Low-Mach-number turbulence in interstellar gas revealed by radio polarization gradients

TL;DR

This paper demonstrates that polarization gradient analysis of radio emission reveals low-Mach-number turbulence in the interstellar medium, enabling better characterization of magnetic and gas dynamics.

Contribution

It introduces a novel method using polarization gradients to image and analyze magnetized turbulence in the interstellar medium, providing new insights into turbulence parameters.

Findings

Turbulence in the warm ionized medium has a Mach number less than 2.

Polarization gradients reveal filamentary structures linked to turbulence.

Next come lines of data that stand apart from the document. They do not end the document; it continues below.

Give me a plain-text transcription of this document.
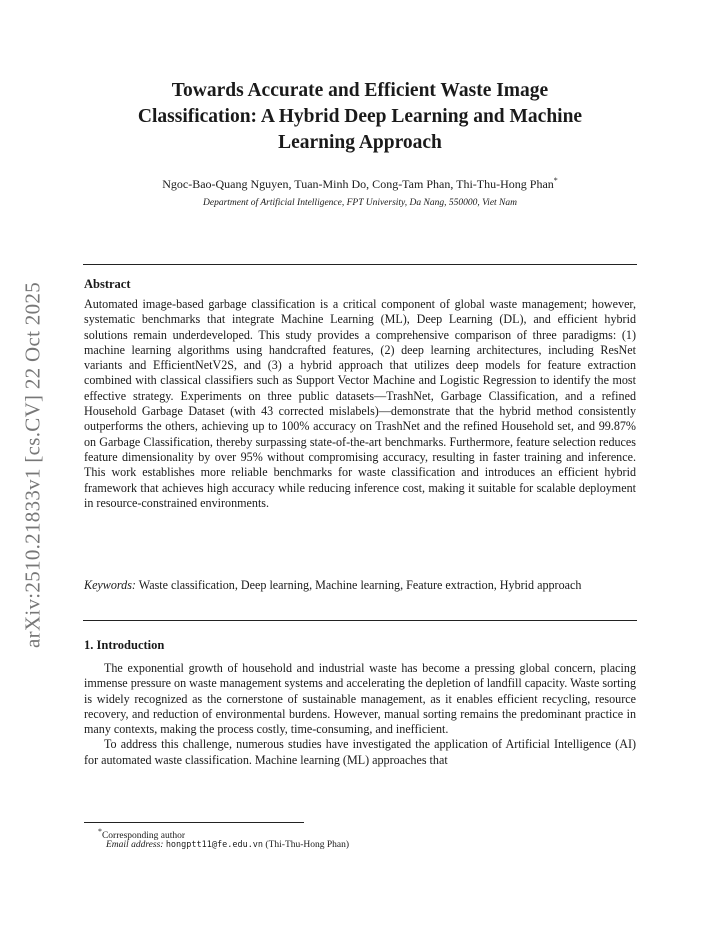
arXiv:2510.21833v1 [cs.CV] 22 Oct 2025
Towards Accurate and Efficient Waste Image
Classification: A Hybrid Deep Learning and Machine
Learning Approach
Ngoc-Bao-Quang Nguyen, Tuan-Minh Do, Cong-Tam Phan, Thi-Thu-Hong Phan*
Department of Artificial Intelligence, FPT University, Da Nang, 550000, Viet Nam
Abstract
Automated image-based garbage classification is a critical component of global waste management; however, systematic benchmarks that integrate Machine Learning (ML), Deep Learning (DL), and efficient hybrid solutions remain underdeveloped. This study provides a comprehensive comparison of three paradigms: (1) machine learning algorithms using handcrafted features, (2) deep learning architectures, including ResNet variants and EfficientNetV2S, and (3) a hybrid approach that utilizes deep models for feature extraction combined with classical classifiers such as Support Vector Machine and Logistic Regression to identify the most effective strategy. Experiments on three public datasets—TrashNet, Garbage Classification, and a refined Household Garbage Dataset (with 43 corrected mislabels)—demonstrate that the hybrid method consistently outperforms the others, achieving up to 100% accuracy on TrashNet and the refined Household set, and 99.87% on Garbage Classification, thereby surpassing state-of-the-art benchmarks. Furthermore, feature selection reduces feature dimensionality by over 95% without compromising accuracy, resulting in faster training and inference. This work establishes more reliable benchmarks for waste classification and introduces an efficient hybrid framework that achieves high accuracy while reducing inference cost, making it suitable for scalable deployment in resource-constrained environments.
Keywords: Waste classification, Deep learning, Machine learning, Feature extraction, Hybrid approach
1. Introduction

The exponential growth of household and industrial waste has become a pressing global concern, placing immense pressure on waste management systems and accelerating the depletion of landfill capacity. Waste sorting is widely recognized as the cornerstone of sustainable management, as it enables efficient recycling, resource recovery, and reduction of environmental burdens. However, manual sorting remains the predominant practice in many contexts, making the process costly, time-consuming, and inefficient.

To address this challenge, numerous studies have investigated the application of Artificial Intelligence (AI) for automated waste classification. Machine learning (ML) approaches that

*Corresponding author
Email address: hongptt11@fe.edu.vn (Thi-Thu-Hong Phan)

Statistical tools enable accurate measurement of turbulence parameters.

Abstract

The interstellar medium of the Milky Way is multi-phase, magnetized and turbulent. Turbulence in the interstellar medium produces a global cascade of random gas motions, spanning scales ranging from 100 parsecs to 1000 kilometres. Fundamental parameters of interstellar turbulence such as the sonic Mach number (the speed of sound) have been difficult to determine because observations have lacked the sensitivity and resolution to directly image the small-scale structure associated with turbulent motion. Observations of linear polarization and Faraday rotation in radio emission from the Milky Way have identified unusual polarized structures that often have no counterparts in the total radiation intensity or at other wavelengths, and whose physical significance has been unclear. Here we report that the gradient of the Stokes vector (Q,U), where Q and U are parameters describing the polarization state of radiation, provides an image of magnetized turbulence in diffuse ionized gas, manifested as a complex filamentary web of discontinuities in gas density and magnetic field. Through comparison with simulations, we demonstrate that turbulence in the warm ionized medium has a relatively low sonic Mach number, M_s <~ 2. The development of statistical tools for the analysis of polarization gradients will allow accurate determinations of the Mach number, Reynolds number and magnetic field strength in interstellar turbulence over a wide range of conditions.